I dal Hospodin Lachis v ruku Izraele, a dobyl ho druhého dne, a pohubil je mečem i všecky lidi, kteříž byli v něm, rovně tak, jakž učinil Lebnu.
33 En Horam, den koning van Gézer, die Lakisj toen nog te hulp kwam, versloeg Josuë, hem en zijn volk, zonder iemand te sparen.
Tehdy přitáhl Horam, král Gázer, aby pomoc dal Lachis. I porazil jej Jozue i lid jeho, tak že nepozůstavil žádného živého.
34 Van Lakisj rukte Josuë met heel Israël naar Eglon op, belegerde het, en viel het aan.
Táhl potom Jozue a všecken Izrael s ním z Lachis do Eglon, a položivše se naproti, bojovali proti němu.
35 Nog dezelfde dag nam men het in, en joeg hij de stad met alle levende wezens, die erin waren, over de kling. Hij sloeg het met de ban, juist zoals hij met Lakisj gedaan had.
A vzali je toho dne, a pobili je mečem, a všecky duše, kteréž byly v něm, dne toho pomordovali, rovně tak, jakž učinili Lachis.
36 Van Eglon rukte Josuë met heel Israël tegen Hebron op, en viel het aan.
Vstoupil pak Jozue a všecken Izrael s ním z Eglon do Hebron, a dobývali ho.

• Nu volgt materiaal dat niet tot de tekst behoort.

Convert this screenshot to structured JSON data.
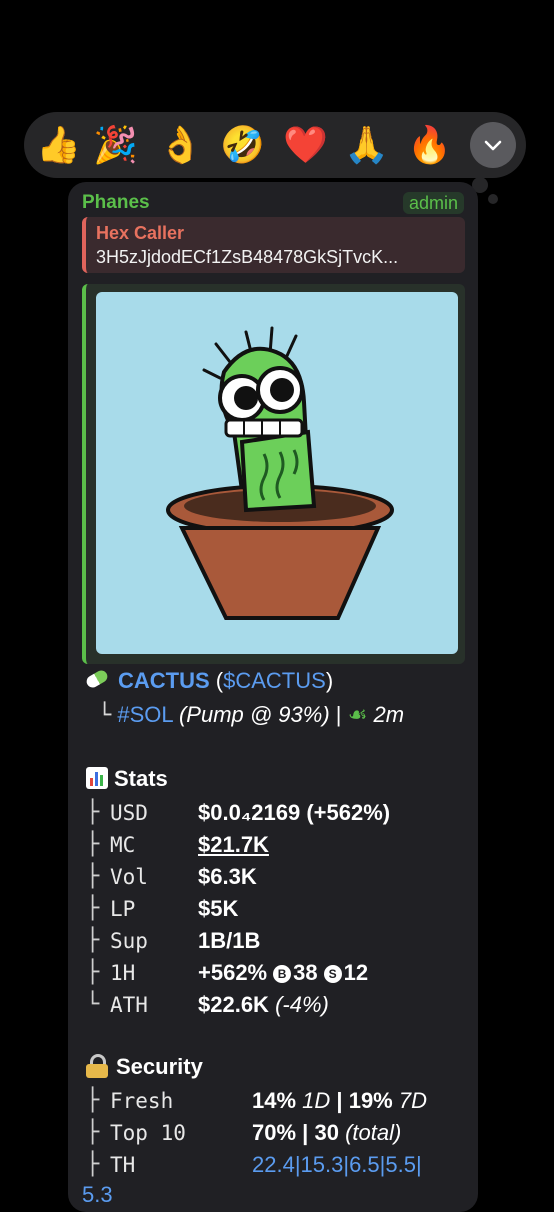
{
  "reactions": [
    "👍",
    "🎉",
    "👌",
    "🤣",
    "❤️",
    "🙏",
    "🔥"
  ],
  "message": {
    "sender": "Phanes",
    "badge": "admin",
    "reply": {
      "name": "Hex Caller",
      "text": "3H5zJjdodECf1ZsB48478GkSjTvcK..."
    },
    "token": {
      "name": "CACTUS",
      "symbol_open": "(",
      "symbol": "$CACTUS",
      "symbol_close": ")",
      "branch": "└",
      "chain": "#SOL",
      "pump": "(Pump @ 93%)",
      "separator": "|",
      "age": "2m"
    },
    "stats": {
      "title": "Stats",
      "rows": [
        {
          "branch": "├",
          "label": "USD",
          "value": "$0.0₄2169 (+562%)"
        },
        {
          "branch": "├",
          "label": "MC",
          "value": "$21.7K"
        },
        {
          "branch": "├",
          "label": "Vol",
          "value": "$6.3K"
        },
        {
          "branch": "├",
          "label": "LP",
          "value": "$5K"
        },
        {
          "branch": "├",
          "label": "Sup",
          "value": "1B/1B"
        },
        {
          "branch": "├",
          "label": "1H",
          "value": "+562%"
        },
        {
          "branch": "└",
          "label": "ATH",
          "value": "$22.6K"
        }
      ],
      "buys": "38",
      "sells": "12",
      "buy_icon": "B",
      "sell_icon": "S",
      "ath_change": "(-4%)"
    },
    "security": {
      "title": "Security",
      "fresh_label": "Fresh",
      "fresh_1d": "14%",
      "fresh_1d_unit": "1D",
      "fresh_sep": "|",
      "fresh_7d": "19%",
      "fresh_7d_unit": "7D",
      "top10_label": "Top 10",
      "top10_pct": "70%",
      "top10_sep": "|",
      "top10_count": "30",
      "top10_total": "(total)",
      "th_label": "TH",
      "th_values": "22.4|15.3|6.5|5.5|",
      "th_overflow": "5.3"
    }
  },
  "colors": {
    "accent_blue": "#5b9cf0",
    "sender_green": "#5bbf4a",
    "reply_red": "#e8725f"
  }
}
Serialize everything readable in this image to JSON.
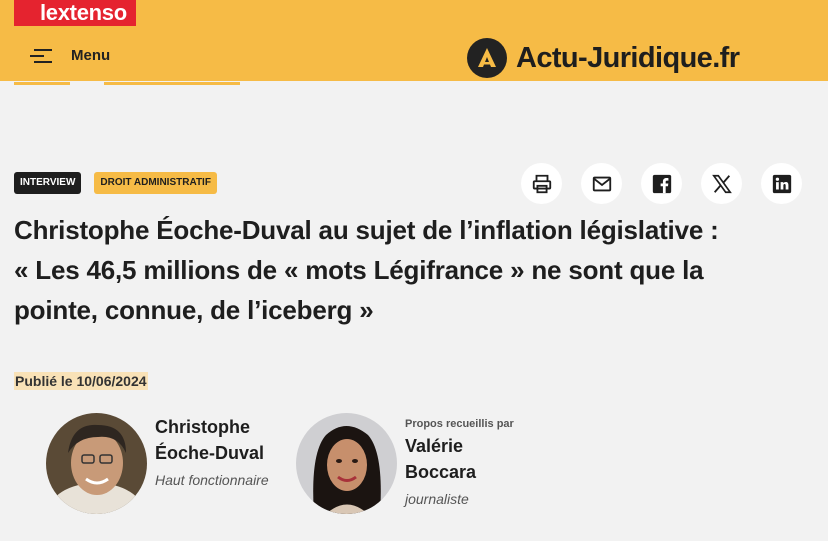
{
  "header": {
    "group_brand": "lextenso",
    "menu_label": "Menu",
    "site_name": "Actu-Juridique.fr"
  },
  "article": {
    "tags": [
      "INTERVIEW",
      "DROIT ADMINISTRATIF"
    ],
    "share_icons": [
      "print-icon",
      "email-icon",
      "facebook-icon",
      "x-icon",
      "linkedin-icon"
    ],
    "title_lines": [
      "Christophe Éoche-Duval au sujet de l’inflation législative :",
      "« Les 46,5 millions de « mots Légifrance » ne sont que la",
      "pointe, connue, de l’iceberg »"
    ],
    "published": "Publié le 10/06/2024"
  },
  "people": [
    {
      "overline": "",
      "name_line1": "Christophe",
      "name_line2": "Éoche-Duval",
      "role": "Haut fonctionnaire"
    },
    {
      "overline": "Propos recueillis par",
      "name_line1": "Valérie",
      "name_line2": "Boccara",
      "role": "journaliste"
    }
  ],
  "colors": {
    "accent_yellow": "#f6bb46",
    "lextenso_red": "#e5232f",
    "text_dark": "#1e1e1e",
    "background": "#f2f2f2"
  }
}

37 Ze namen het in, en joegen de stad met haar koning, en alle bijbehorende stadjes, met alle levende wezens, die erin waren, over de kling. Hij spaarde niemand, juist zoals hij met Eglon had gedaan, maar sloeg de stad en alle levende wezens, die erin waren, met de ban.
I vzali je a zhubili mečem i krále jeho, i všecka města jeho, i každého člověka, kterýž byl v něm; nepozůstavil žádného živého, podobně tak, jakož učinil Eglon. I zahladil je i všelikou duši, kteráž byla v něm.

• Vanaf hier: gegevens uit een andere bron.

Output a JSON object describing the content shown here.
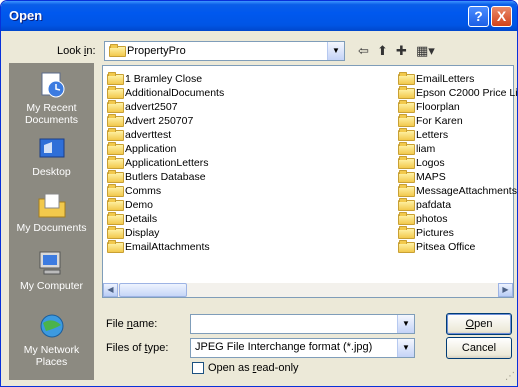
{
  "dialog": {
    "title": "Open",
    "help_button": "?",
    "close_button": "X"
  },
  "look_in": {
    "label_prefix": "Look ",
    "label_accel": "i",
    "label_suffix": "n:",
    "value": "PropertyPro"
  },
  "toolbar": {
    "back_icon": "back-arrow-icon",
    "up_icon": "up-folder-icon",
    "new_folder_icon": "new-folder-icon",
    "views_icon": "views-menu-icon"
  },
  "places": [
    {
      "label": "My Recent Documents",
      "icon": "recent-documents-icon"
    },
    {
      "label": "Desktop",
      "icon": "desktop-icon"
    },
    {
      "label": "My Documents",
      "icon": "my-documents-icon"
    },
    {
      "label": "My Computer",
      "icon": "my-computer-icon"
    },
    {
      "label": "My Network Places",
      "icon": "network-places-icon"
    }
  ],
  "files_col1": [
    "1 Bramley Close",
    "AdditionalDocuments",
    "advert2507",
    "Advert 250707",
    "adverttest",
    "Application",
    "ApplicationLetters",
    "Butlers Database",
    "Comms",
    "Demo",
    "Details",
    "Display",
    "EmailAttachments"
  ],
  "files_col2": [
    "EmailLetters",
    "Epson C2000 Price List",
    "Floorplan",
    "For Karen",
    "Letters",
    "liam",
    "Logos",
    "MAPS",
    "MessageAttachments",
    "pafdata",
    "photos",
    "Pictures",
    "Pitsea Office"
  ],
  "file_name": {
    "label_prefix": "File ",
    "label_accel": "n",
    "label_suffix": "ame:",
    "value": ""
  },
  "file_type": {
    "label_prefix": "Files of ",
    "label_accel": "t",
    "label_suffix": "ype:",
    "value": "JPEG File Interchange format (*.jpg)"
  },
  "read_only": {
    "label_prefix": "Open as ",
    "label_accel": "r",
    "label_suffix": "ead-only",
    "checked": false
  },
  "buttons": {
    "open_accel": "O",
    "open_rest": "pen",
    "cancel": "Cancel"
  },
  "colors": {
    "title_bar": "#0055e5",
    "places_bar": "#8c8a81",
    "dialog_bg": "#ece9d8"
  }
}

38 Vervolgens keerde Josuë zich met heel Israël tegen Debir, en viel het aan.
Potom navracuje se Jozue a všecken Izrael s ním, přišli do Dabir, a dobýval ho.
39 Hij nam het in, joeg de stad met haar koning, en alle bijbehorende stadjes, over de kling, en sloeg alle levende wezens, die erin waren, met de ban, zonder iemand te sparen. Zoals hij met Hebron had gedaan, deed hij ook met Debir en zijn koning.

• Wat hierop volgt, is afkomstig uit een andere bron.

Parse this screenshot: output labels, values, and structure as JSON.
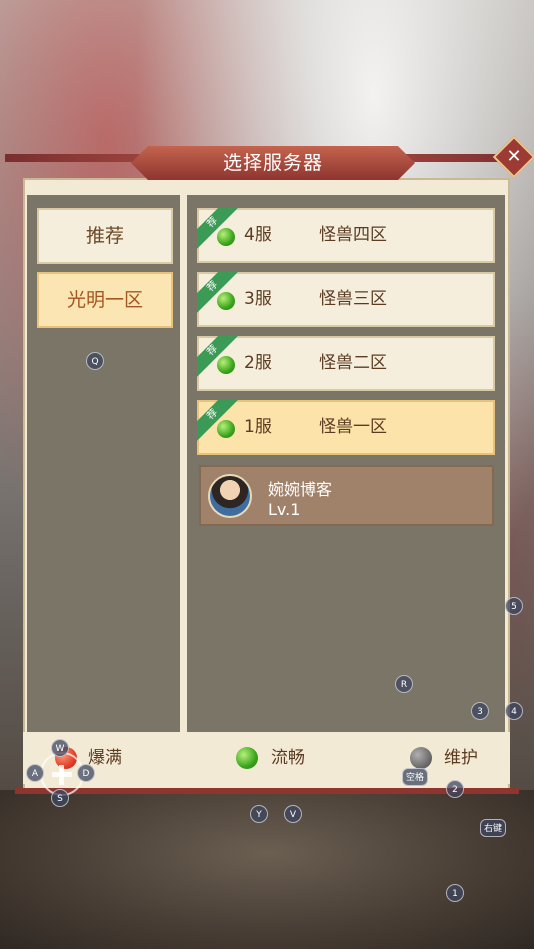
{
  "dialog": {
    "title": "选择服务器",
    "close_icon": "close-icon"
  },
  "tabs": [
    {
      "label": "推荐",
      "active": false
    },
    {
      "label": "光明一区",
      "active": true
    }
  ],
  "servers": [
    {
      "badge": "荐",
      "num": "4服",
      "name": "怪兽四区",
      "status": "smooth",
      "selected": false
    },
    {
      "badge": "荐",
      "num": "3服",
      "name": "怪兽三区",
      "status": "smooth",
      "selected": false
    },
    {
      "badge": "荐",
      "num": "2服",
      "name": "怪兽二区",
      "status": "smooth",
      "selected": false
    },
    {
      "badge": "荐",
      "num": "1服",
      "name": "怪兽一区",
      "status": "smooth",
      "selected": true
    }
  ],
  "player": {
    "name": "婉婉博客",
    "level": "Lv.1"
  },
  "legend": {
    "full": {
      "label": "爆满",
      "color": "#e0412b"
    },
    "smooth": {
      "label": "流畅",
      "color": "#3aa41c"
    },
    "maintain": {
      "label": "维护",
      "color": "#6e6e6e"
    }
  },
  "overlay_keys": {
    "q": "Q",
    "w": "W",
    "a": "A",
    "s": "S",
    "d": "D",
    "r": "R",
    "y": "Y",
    "v": "V",
    "k1": "1",
    "k2": "2",
    "k3": "3",
    "k4": "4",
    "k5": "5",
    "space": "空格",
    "right_click": "右键"
  }
}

I vzal je a krále jeho i všecka města jeho, a pohubili je mečem, a všelikou duši, kteráž byla v něm, jako proklaté vyhladili. Nepozůstavili žádného živého; jakož učinil Hebron, tak učinil Dabir i králi jeho, a jakož učinil Lebnu a králi jeho.
40 Zo trof Josuë het hele land: het bergland en de Négeb, de Sjefela en de streek der hellingen, met al hun koningen; niemand spaarde hij, maar al wat adem had, sloeg hij met de ban, zoals Jahweh, Israëls God, het bevolen had.
A tak pohubil Jozue všecku zemi po horách, i polední stranu, i roviny a údolí, i všecky krále jejich. Nepozůstavil žádného živého, ale všelikou duši vyhladil, jakož přikázal Hospodin Bůh Izraelský.
41 Josuë sloeg hen van Kadesj-Barnéa tot Gaza, met het hele land Gósjen tot Gibon toe.
Pohubil tedy Jozue všecko od Kádesbarne až do Gázy, a všecku zemi Gosen až do Gabaon.
42 In één slag maakte Josuë zich van al die koningen met hun land meester; want Jahweh, Israëls God, streed voor Israël.
A všecky krále ty a zemi jejich vzal Jozue pojednou, nebo Hospodin Bůh Izraelský bojoval za Izraele.
43 Toen keerde Josuë met heel Israël naar het kamp in Gilgal terug.
Potom navrátil se Jozue a všecken Izrael s ním do ležení, kteréž bylo v Galgala.